Look at the history of the DTES. The Missing and Murdered Women’s Commission of Inquiry was not a gift from above. Mobilized DTES women challenged and changed the colonial and sexist system that is killing Indigenous women. The government was forced to scramble to contain the power of this movement. They created an inquiry that ended as a sham. Needle exchanges, harm reduction peer support programs, and Insite were government programs that followed, and institutionalized, the initiatives and civil disobedience campaigns of low-income DTES drug users. Even the LAPP was initiated by City Hall to subvert low-income DTES residents’ planning on their own terms. In these cases and many others, it was the poorest and most oppressed people in the city who were acting together and making destiny and change by their own, collective, hands. The government was reduced to chasing after them, offering reforms and deals, meeting some demands and silencing others, desperate to steal their energies and break up their unities.
The low-income community’s Social Justice Zone plan continues this legacy. The low-income community representatives at the LAPP planning table formed a caucus within the city process and produced their own 5-point plan. The city is scrambling to absorb it, remove the points that threaten the status quo, and steal the vision from the community.

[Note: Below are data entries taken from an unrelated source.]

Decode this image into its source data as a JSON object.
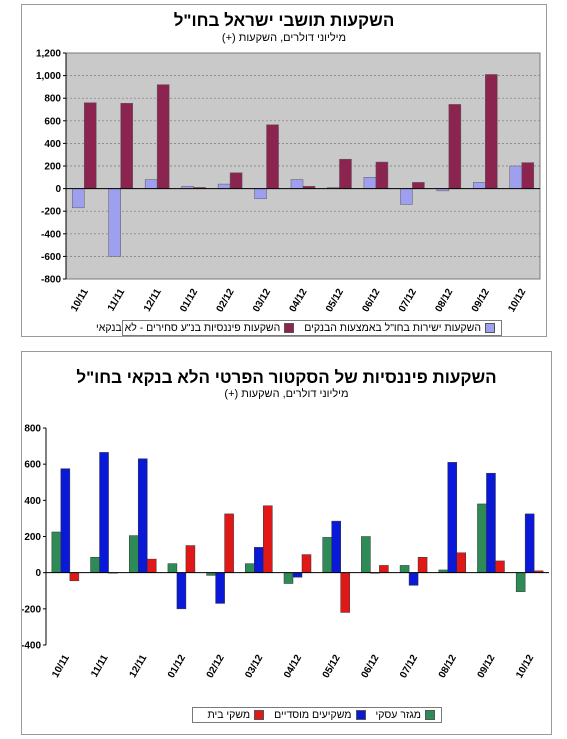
{
  "charts": [
    {
      "id": "chart1",
      "title": "השקעות תושבי ישראל בחו\"ל",
      "subtitle": "מיליוני דולרים, השקעות (+)",
      "legend": [
        {
          "label": "השקעות ישירות בחו\"ל באמצעות הבנקים",
          "color": "#9f9ff0"
        },
        {
          "label": "השקעות פיננסיות בנ\"ע סחירים - לא בנקאי",
          "color": "#8b2550"
        }
      ]
    },
    {
      "id": "chart2",
      "title": "השקעות פיננסיות של הסקטור הפרטי הלא בנקאי בחו\"ל",
      "subtitle": "מיליוני דולרים, השקעות (+)",
      "legend": [
        {
          "label": "מגזר עסקי",
          "color": "#2e8b57"
        },
        {
          "label": "משקיעים מוסדיים",
          "color": "#0a18d8"
        },
        {
          "label": "משקי בית",
          "color": "#e01818"
        }
      ]
    }
  ],
  "chart_data": [
    {
      "type": "bar",
      "title": "השקעות תושבי ישראל בחו\"ל",
      "subtitle": "מיליוני דולרים, השקעות (+)",
      "categories": [
        "10/11",
        "11/11",
        "12/11",
        "01/12",
        "02/12",
        "03/12",
        "04/12",
        "05/12",
        "06/12",
        "07/12",
        "08/12",
        "09/12",
        "10/12"
      ],
      "series": [
        {
          "name": "השקעות ישירות בחו\"ל באמצעות הבנקים",
          "color": "#9f9ff0",
          "values": [
            -170,
            -600,
            80,
            20,
            40,
            -90,
            80,
            10,
            100,
            -140,
            -20,
            55,
            200
          ]
        },
        {
          "name": "השקעות פיננסיות בנ\"ע סחירים - לא בנקאי",
          "color": "#8b2550",
          "values": [
            760,
            755,
            920,
            10,
            140,
            565,
            20,
            260,
            235,
            55,
            745,
            1010,
            230
          ]
        }
      ],
      "ylim": [
        -800,
        1200
      ],
      "yticks": [
        -800,
        -600,
        -400,
        -200,
        0,
        200,
        400,
        600,
        800,
        1000,
        1200
      ],
      "ytick_labels": [
        "-800",
        "-600",
        "-400",
        "-200",
        "0",
        "200",
        "400",
        "600",
        "800",
        "1,000",
        "1,200"
      ],
      "grid": true,
      "legend_position": "bottom"
    },
    {
      "type": "bar",
      "title": "השקעות פיננסיות של הסקטור הפרטי הלא בנקאי בחו\"ל",
      "subtitle": "מיליוני דולרים, השקעות (+)",
      "categories": [
        "10/11",
        "11/11",
        "12/11",
        "01/12",
        "02/12",
        "03/12",
        "04/12",
        "05/12",
        "06/12",
        "07/12",
        "08/12",
        "09/12",
        "10/12"
      ],
      "series": [
        {
          "name": "מגזר עסקי",
          "color": "#2e8b57",
          "values": [
            225,
            85,
            205,
            50,
            -15,
            50,
            -60,
            195,
            200,
            40,
            15,
            380,
            -105
          ]
        },
        {
          "name": "משקיעים מוסדיים",
          "color": "#0a18d8",
          "values": [
            575,
            665,
            630,
            -200,
            -170,
            140,
            -25,
            285,
            0,
            -70,
            610,
            550,
            325
          ]
        },
        {
          "name": "משקי בית",
          "color": "#e01818",
          "values": [
            -45,
            0,
            75,
            150,
            325,
            370,
            100,
            -220,
            40,
            85,
            110,
            65,
            10
          ]
        }
      ],
      "ylim": [
        -400,
        800
      ],
      "yticks": [
        -400,
        -200,
        0,
        200,
        400,
        600,
        800
      ],
      "ytick_labels": [
        "-400",
        "-200",
        "0",
        "200",
        "400",
        "600",
        "800"
      ],
      "grid": false,
      "legend_position": "bottom"
    }
  ]
}
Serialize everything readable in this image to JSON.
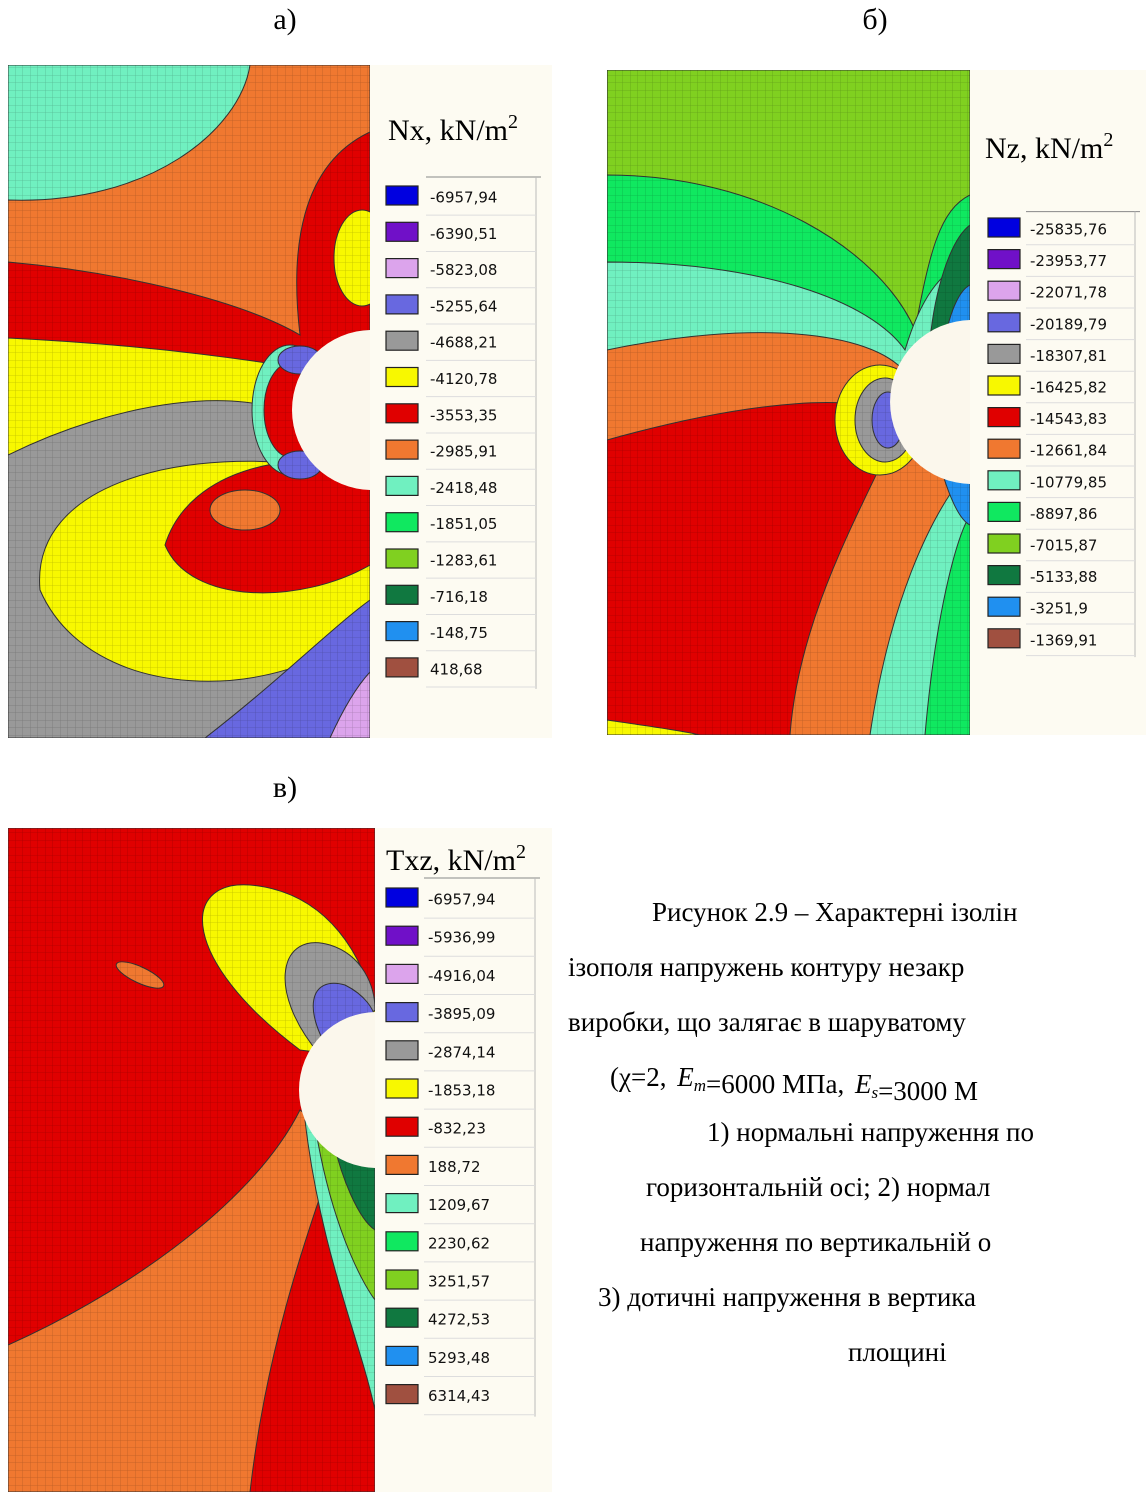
{
  "panels": [
    {
      "label": "а)",
      "title": "Nx, kN/m",
      "title_sup": "2",
      "legend": [
        {
          "color": "#0000e0",
          "label": "-6957,94"
        },
        {
          "color": "#7010c8",
          "label": "-6390,51"
        },
        {
          "color": "#dca4ec",
          "label": "-5823,08"
        },
        {
          "color": "#6868e0",
          "label": "-5255,64"
        },
        {
          "color": "#999999",
          "label": "-4688,21"
        },
        {
          "color": "#f8f800",
          "label": "-4120,78"
        },
        {
          "color": "#e00000",
          "label": "-3553,35"
        },
        {
          "color": "#f07830",
          "label": "-2985,91"
        },
        {
          "color": "#70f0c0",
          "label": "-2418,48"
        },
        {
          "color": "#10e860",
          "label": "-1851,05"
        },
        {
          "color": "#80d020",
          "label": "-1283,61"
        },
        {
          "color": "#107840",
          "label": "-716,18"
        },
        {
          "color": "#2090f0",
          "label": "-148,75"
        },
        {
          "color": "#a05040",
          "label": "418,68"
        }
      ]
    },
    {
      "label": "б)",
      "title": "Nz, kN/m",
      "title_sup": "2",
      "legend": [
        {
          "color": "#0000e0",
          "label": "-25835,76"
        },
        {
          "color": "#7010c8",
          "label": "-23953,77"
        },
        {
          "color": "#dca4ec",
          "label": "-22071,78"
        },
        {
          "color": "#6868e0",
          "label": "-20189,79"
        },
        {
          "color": "#999999",
          "label": "-18307,81"
        },
        {
          "color": "#f8f800",
          "label": "-16425,82"
        },
        {
          "color": "#e00000",
          "label": "-14543,83"
        },
        {
          "color": "#f07830",
          "label": "-12661,84"
        },
        {
          "color": "#70f0c0",
          "label": "-10779,85"
        },
        {
          "color": "#10e860",
          "label": "-8897,86"
        },
        {
          "color": "#80d020",
          "label": "-7015,87"
        },
        {
          "color": "#107840",
          "label": "-5133,88"
        },
        {
          "color": "#2090f0",
          "label": "-3251,9"
        },
        {
          "color": "#a05040",
          "label": "-1369,91"
        }
      ]
    },
    {
      "label": "в)",
      "title": "Txz, kN/m",
      "title_sup": "2",
      "legend": [
        {
          "color": "#0000e0",
          "label": "-6957,94"
        },
        {
          "color": "#7010c8",
          "label": "-5936,99"
        },
        {
          "color": "#dca4ec",
          "label": "-4916,04"
        },
        {
          "color": "#6868e0",
          "label": "-3895,09"
        },
        {
          "color": "#999999",
          "label": "-2874,14"
        },
        {
          "color": "#f8f800",
          "label": "-1853,18"
        },
        {
          "color": "#e00000",
          "label": "-832,23"
        },
        {
          "color": "#f07830",
          "label": "188,72"
        },
        {
          "color": "#70f0c0",
          "label": "1209,67"
        },
        {
          "color": "#10e860",
          "label": "2230,62"
        },
        {
          "color": "#80d020",
          "label": "3251,57"
        },
        {
          "color": "#107840",
          "label": "4272,53"
        },
        {
          "color": "#2090f0",
          "label": "5293,48"
        },
        {
          "color": "#a05040",
          "label": "6314,43"
        }
      ]
    }
  ],
  "caption": {
    "lines": [
      [
        {
          "text": "Рисунок 2.9 – Характерні ізолін"
        }
      ],
      [
        {
          "text": "ізополя напружень контуру незакр"
        }
      ],
      [
        {
          "text": "виробки, що залягає в шаруватому"
        }
      ],
      [
        {
          "text": "(χ=2, "
        },
        {
          "text": "E",
          "sub": "m"
        },
        {
          "text": "=6000 МПа, "
        },
        {
          "text": "E",
          "sub": "s"
        },
        {
          "text": "=3000 М"
        }
      ],
      [
        {
          "text": "1) нормальні напруження по"
        }
      ],
      [
        {
          "text": "горизонтальній осі; 2) нормал"
        }
      ],
      [
        {
          "text": "напруження по вертикальній о"
        }
      ],
      [
        {
          "text": "3) дотичні напруження в вертика"
        }
      ],
      [
        {
          "text": "площині"
        }
      ]
    ]
  }
}
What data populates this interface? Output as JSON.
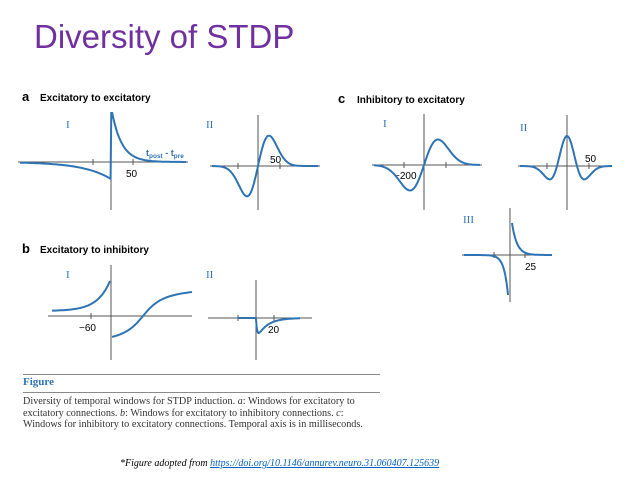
{
  "title": "Diversity of STDP",
  "panels": {
    "a": {
      "letter": "a",
      "heading": "Excitatory to excitatory",
      "I": {
        "roman": "I",
        "tick": "50",
        "annotation": {
          "t1": "t",
          "s1": "post",
          "dash": " - ",
          "t2": "t",
          "s2": "pre"
        }
      },
      "II": {
        "roman": "II",
        "tick": "50"
      }
    },
    "b": {
      "letter": "b",
      "heading": "Excitatory to inhibitory",
      "I": {
        "roman": "I",
        "tick": "−60"
      },
      "II": {
        "roman": "II",
        "tick": "20"
      }
    },
    "c": {
      "letter": "c",
      "heading": "Inhibitory to excitatory",
      "I": {
        "roman": "I",
        "tick": "−200"
      },
      "II": {
        "roman": "II",
        "tick": "50"
      },
      "III": {
        "roman": "III",
        "tick": "25"
      }
    }
  },
  "figure": {
    "label": "Figure",
    "caption": {
      "p1": "Diversity of temporal windows for STDP induction. ",
      "a_letter": "a",
      "p2": ": Windows for excitatory to excitatory connections. ",
      "b_letter": "b",
      "p3": ": Windows for excitatory to inhibitory connections. ",
      "c_letter": "c",
      "p4": ": Windows for inhibitory to excitatory connections. Temporal axis is in milliseconds."
    }
  },
  "source": {
    "prefix": "*Figure adopted from ",
    "link": "https://doi.org/10.1146/annurev.neuro.31.060407.125639"
  },
  "colors": {
    "title": "#7030a0",
    "curve": "#2e74b5",
    "axis": "#555555",
    "link": "#0563c1"
  }
}
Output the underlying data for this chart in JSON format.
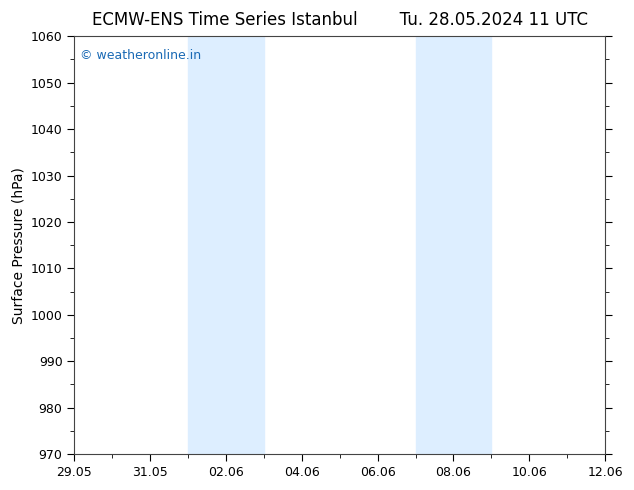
{
  "title": "ECMW-ENS Time Series Istanbul        Tu. 28.05.2024 11 UTC",
  "ylabel": "Surface Pressure (hPa)",
  "ylim": [
    970,
    1060
  ],
  "yticks": [
    970,
    980,
    990,
    1000,
    1010,
    1020,
    1030,
    1040,
    1050,
    1060
  ],
  "x_start_day": 0,
  "x_end_day": 14,
  "xlabel_ticks_days": [
    0,
    2,
    4,
    6,
    8,
    10,
    12,
    14
  ],
  "xlabel_labels": [
    "29.05",
    "31.05",
    "02.06",
    "04.06",
    "06.06",
    "08.06",
    "10.06",
    "12.06"
  ],
  "shaded_regions": [
    {
      "x_start": 3.0,
      "x_end": 5.0
    },
    {
      "x_start": 9.0,
      "x_end": 11.0
    }
  ],
  "shade_color": "#ddeeff",
  "background_color": "#ffffff",
  "watermark_text": "© weatheronline.in",
  "watermark_color": "#1a6ab5",
  "title_fontsize": 12,
  "ylabel_fontsize": 10,
  "tick_fontsize": 9,
  "watermark_fontsize": 9
}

The part of the City’s draft plan that is most influenced by the low-income community is the proposed zoning in the Oppenheimer District (60% social housing, 40% market rental). This zoning could protect this part of the DTES against gentrification and displacement by blocking condo development and dampening real estate speculation. But this action alone will not fulfill the spirit of the Social Justice Zone plan, which puts people before profit and declares the DTES a sanctuary for people who are stigmatized, criminalized, harassed, deported, and unwanted in the rest of consumer-culture dominated Vancouver.
The Oppenheimer District anti-condo zoning is not a whole solution, but it does create an opportunity for social justice organizing. The government of Canada uses borders and trade agreements to keep poor people out and usher big money through. The anti-condo zoning in the Oppenheimer District can be the opposite; it can be a border to keep big money out and help people struggling for social justice stay, organize together, and expand those struggles through the rest of Vancouver and beyond, to collaborate with the struggles of communities facing displacement threats around the world.
The next step in the low-income community’s Social Justice Zone plan is to outline together the actions that we will take to strengthen our struggles against capitalism, colonialism and displacement, and against racism, sexism, homophobia and other violence within our community. The Social Justice Zone plan is really about making change ourselves; not only is there nothing about us without us, there is no justice without us.